☆兼重幸枝さんが6月1日に召されました。93歳10ヶ月のご生涯でした。80歳を過ぎても、松浪の自宅から自転車で日曜日の礼拝、水曜日の朝と夜の祈祷会、金曜日の教会清掃においでになっていました。自転車で片道40分も50分もかかっていたのではないでしょうか。前夜式のときに紹介しましたが、兼重さんが70代後半にこういう文章を書いておられました。
「今、私はただ教会に来ることが一日でも長く出来るようにとの願いで、悪くなった腰と足をきたえなくてはとの思いからプールに通って、少し泳ぎ、歩き、体操をしています。でも強くなるというより、維持することがやっとかなと思いますが・・・・・。友人達は、『自転車はやめて。夜の自転車なんてとんでもない』と言いますが、まだ今はやめられません。でも車もやめられたように、自転車もやめる時が来ることでしょう。その時までに私は足をきたえて、教会に歩きで来ることができるようにと、それが今一番の願いです。」
兼重さんの思いが凝縮されている文章です。自転車をやめる時がくるに違いない、そのため、プールに行って、腰と足を鍛え、教会に歩いて行くことができるように、との兼重さんの教会への思いを大切に受け継ぎたいと願っています。

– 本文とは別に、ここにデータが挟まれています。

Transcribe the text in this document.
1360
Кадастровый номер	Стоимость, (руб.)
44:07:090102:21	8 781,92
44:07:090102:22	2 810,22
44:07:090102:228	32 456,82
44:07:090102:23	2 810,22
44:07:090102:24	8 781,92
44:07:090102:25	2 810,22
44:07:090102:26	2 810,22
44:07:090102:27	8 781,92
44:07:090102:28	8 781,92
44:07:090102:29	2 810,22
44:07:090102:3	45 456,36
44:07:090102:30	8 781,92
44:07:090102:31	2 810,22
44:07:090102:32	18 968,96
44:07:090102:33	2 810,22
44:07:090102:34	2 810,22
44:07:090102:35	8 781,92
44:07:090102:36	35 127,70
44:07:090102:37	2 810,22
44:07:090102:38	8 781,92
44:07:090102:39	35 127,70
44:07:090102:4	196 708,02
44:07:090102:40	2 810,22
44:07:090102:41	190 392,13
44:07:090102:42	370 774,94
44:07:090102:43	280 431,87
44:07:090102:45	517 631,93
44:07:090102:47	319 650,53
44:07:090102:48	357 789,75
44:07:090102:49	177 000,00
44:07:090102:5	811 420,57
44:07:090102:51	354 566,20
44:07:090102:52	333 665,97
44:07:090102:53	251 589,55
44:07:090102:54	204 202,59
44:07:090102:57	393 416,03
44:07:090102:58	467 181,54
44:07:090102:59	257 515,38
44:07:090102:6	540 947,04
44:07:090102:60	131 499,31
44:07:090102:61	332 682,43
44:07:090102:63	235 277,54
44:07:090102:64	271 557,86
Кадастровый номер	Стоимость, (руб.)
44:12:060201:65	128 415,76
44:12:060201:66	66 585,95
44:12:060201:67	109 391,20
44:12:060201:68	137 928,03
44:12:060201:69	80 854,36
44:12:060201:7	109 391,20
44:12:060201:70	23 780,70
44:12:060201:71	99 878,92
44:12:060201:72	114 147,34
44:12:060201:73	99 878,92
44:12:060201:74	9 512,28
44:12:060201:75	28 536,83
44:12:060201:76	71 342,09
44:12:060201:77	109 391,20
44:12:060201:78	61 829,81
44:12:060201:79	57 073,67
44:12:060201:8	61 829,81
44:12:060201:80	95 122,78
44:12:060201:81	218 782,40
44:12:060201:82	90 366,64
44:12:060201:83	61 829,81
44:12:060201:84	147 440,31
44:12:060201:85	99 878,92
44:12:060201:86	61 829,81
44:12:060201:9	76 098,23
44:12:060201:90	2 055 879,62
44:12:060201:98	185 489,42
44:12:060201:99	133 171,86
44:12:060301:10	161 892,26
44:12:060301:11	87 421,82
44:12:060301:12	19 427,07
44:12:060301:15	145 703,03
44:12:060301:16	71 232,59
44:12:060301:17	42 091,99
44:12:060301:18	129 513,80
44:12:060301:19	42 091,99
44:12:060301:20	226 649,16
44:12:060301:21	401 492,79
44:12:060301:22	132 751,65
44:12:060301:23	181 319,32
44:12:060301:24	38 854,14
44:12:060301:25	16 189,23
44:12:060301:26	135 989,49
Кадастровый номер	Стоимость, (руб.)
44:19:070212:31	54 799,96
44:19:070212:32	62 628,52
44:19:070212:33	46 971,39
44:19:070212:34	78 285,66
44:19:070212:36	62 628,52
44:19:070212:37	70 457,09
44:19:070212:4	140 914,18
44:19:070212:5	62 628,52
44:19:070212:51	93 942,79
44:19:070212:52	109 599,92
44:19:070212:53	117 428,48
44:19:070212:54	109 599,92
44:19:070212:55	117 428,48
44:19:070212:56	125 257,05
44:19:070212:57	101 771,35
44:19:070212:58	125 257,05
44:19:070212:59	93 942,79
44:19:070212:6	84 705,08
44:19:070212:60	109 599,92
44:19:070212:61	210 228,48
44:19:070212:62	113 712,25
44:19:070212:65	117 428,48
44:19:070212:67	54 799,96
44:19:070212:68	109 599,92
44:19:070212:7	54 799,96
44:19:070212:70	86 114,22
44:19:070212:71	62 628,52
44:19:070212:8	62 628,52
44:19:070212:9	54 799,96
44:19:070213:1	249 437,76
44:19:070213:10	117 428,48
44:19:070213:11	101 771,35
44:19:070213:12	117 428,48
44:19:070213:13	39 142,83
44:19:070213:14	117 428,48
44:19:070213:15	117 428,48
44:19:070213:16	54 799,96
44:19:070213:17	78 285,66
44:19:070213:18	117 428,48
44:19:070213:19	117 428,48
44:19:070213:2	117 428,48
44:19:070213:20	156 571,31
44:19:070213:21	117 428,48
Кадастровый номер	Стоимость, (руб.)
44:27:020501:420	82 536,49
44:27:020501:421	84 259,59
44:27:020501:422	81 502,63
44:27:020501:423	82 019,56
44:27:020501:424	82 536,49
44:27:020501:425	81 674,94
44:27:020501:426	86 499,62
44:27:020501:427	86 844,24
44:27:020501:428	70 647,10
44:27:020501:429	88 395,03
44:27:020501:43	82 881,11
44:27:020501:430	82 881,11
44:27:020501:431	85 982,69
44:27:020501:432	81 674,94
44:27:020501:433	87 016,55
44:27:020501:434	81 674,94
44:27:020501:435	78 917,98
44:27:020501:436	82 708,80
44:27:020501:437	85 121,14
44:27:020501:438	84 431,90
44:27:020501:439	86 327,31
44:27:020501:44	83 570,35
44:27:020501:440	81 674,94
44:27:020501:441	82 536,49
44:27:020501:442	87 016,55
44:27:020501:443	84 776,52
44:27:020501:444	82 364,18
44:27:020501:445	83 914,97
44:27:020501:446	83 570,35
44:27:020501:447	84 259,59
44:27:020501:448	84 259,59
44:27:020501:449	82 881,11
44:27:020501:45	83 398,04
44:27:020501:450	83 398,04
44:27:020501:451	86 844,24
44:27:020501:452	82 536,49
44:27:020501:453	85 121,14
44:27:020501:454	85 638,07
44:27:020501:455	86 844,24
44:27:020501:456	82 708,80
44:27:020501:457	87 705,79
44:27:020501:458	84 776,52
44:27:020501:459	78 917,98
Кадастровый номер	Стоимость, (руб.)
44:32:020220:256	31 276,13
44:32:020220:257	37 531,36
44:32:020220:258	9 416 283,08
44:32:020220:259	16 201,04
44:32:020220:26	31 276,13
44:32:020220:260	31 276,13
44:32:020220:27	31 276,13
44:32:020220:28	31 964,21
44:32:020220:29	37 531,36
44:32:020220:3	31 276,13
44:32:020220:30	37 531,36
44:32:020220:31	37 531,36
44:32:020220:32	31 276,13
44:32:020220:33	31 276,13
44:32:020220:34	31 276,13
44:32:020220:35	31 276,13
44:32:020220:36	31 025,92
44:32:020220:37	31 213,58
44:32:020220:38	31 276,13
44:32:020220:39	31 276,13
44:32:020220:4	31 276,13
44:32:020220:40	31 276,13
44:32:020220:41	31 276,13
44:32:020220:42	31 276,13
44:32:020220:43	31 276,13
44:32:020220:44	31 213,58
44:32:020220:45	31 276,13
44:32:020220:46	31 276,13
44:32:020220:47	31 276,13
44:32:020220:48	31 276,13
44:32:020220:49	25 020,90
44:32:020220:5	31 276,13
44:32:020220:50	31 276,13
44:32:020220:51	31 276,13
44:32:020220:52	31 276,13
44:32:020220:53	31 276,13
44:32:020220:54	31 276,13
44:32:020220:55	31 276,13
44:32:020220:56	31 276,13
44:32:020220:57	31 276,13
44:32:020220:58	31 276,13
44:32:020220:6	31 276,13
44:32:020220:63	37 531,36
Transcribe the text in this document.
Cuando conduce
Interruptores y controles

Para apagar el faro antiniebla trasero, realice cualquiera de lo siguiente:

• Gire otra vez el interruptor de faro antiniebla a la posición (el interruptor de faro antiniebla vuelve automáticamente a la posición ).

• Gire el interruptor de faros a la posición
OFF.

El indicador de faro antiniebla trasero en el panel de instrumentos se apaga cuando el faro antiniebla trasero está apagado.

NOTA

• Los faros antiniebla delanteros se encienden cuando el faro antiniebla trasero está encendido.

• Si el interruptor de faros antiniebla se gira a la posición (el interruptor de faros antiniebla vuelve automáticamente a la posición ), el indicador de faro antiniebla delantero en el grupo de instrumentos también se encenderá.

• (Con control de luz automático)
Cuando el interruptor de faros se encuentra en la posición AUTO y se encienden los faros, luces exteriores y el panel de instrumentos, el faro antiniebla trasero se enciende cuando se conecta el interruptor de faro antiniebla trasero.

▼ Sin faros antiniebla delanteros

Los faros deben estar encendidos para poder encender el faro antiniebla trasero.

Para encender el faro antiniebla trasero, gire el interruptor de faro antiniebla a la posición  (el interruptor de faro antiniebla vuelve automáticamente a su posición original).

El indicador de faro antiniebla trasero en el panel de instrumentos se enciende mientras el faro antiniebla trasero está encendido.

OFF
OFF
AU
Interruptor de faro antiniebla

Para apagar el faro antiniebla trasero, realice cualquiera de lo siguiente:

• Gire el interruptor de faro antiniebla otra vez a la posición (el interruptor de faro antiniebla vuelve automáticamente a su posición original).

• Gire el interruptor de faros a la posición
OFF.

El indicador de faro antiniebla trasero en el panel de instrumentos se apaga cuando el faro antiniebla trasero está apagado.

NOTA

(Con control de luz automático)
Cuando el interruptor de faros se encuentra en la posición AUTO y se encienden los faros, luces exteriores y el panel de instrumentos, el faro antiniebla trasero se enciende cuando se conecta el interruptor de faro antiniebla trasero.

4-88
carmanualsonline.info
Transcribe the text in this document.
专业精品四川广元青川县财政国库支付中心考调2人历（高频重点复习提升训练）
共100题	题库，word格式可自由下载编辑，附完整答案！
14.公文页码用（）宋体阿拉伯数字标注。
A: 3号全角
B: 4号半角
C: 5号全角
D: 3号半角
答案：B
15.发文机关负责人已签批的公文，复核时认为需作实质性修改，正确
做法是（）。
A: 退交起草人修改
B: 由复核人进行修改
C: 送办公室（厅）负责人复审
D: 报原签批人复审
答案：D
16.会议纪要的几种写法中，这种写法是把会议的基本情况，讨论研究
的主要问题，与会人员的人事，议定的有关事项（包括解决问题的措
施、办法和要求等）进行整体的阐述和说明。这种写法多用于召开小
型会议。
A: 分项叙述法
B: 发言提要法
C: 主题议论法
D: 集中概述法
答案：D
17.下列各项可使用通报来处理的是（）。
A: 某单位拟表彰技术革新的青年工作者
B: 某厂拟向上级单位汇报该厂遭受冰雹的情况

☆今日の時代、政治家が「真実」をないがしろにする現実に心が痛み、アブラハムや預言者エレミヤの苦悩を思わずにいられません。
アブラハムは、神さまがソドムの町を滅ぼす、と決断されたとき、神さまに「正しい者が五十人いても滅ぼすのですか」(創世記18:24)と問いただします。神さまは「その五十人」のために赦す、とおっしゃいます。しかし、五十人を見いだすことができません。そのため四十五人なら、四十人なら、三十人なら、二十人なら、最後に十人なら、と値切るのですが、神さまが「その十人のため滅ぼさない」とおっしゃってくださいました。けれどもアブラハムは足を棒のようにして探したのですが、10人を見いだすことができませんでした。
エレミヤは、神さまから「エルサレムの通りを巡り よく見て、悟るがよい。広場で尋ねてみよ、ひとりでもいるか 正義を行い、真実を求める者が。いれば、わたしはエルサレムを赦そう」(5:1)と言われ、「通りを巡り」「広場」で、「正義を行い、真実を求める者」を探し回るのですが、一人も見いだすことができませんでした。十字架の死を遂げてまで「真実」であったイエス・キリストを証しする使命と責任が教会にあることを強く思わされています。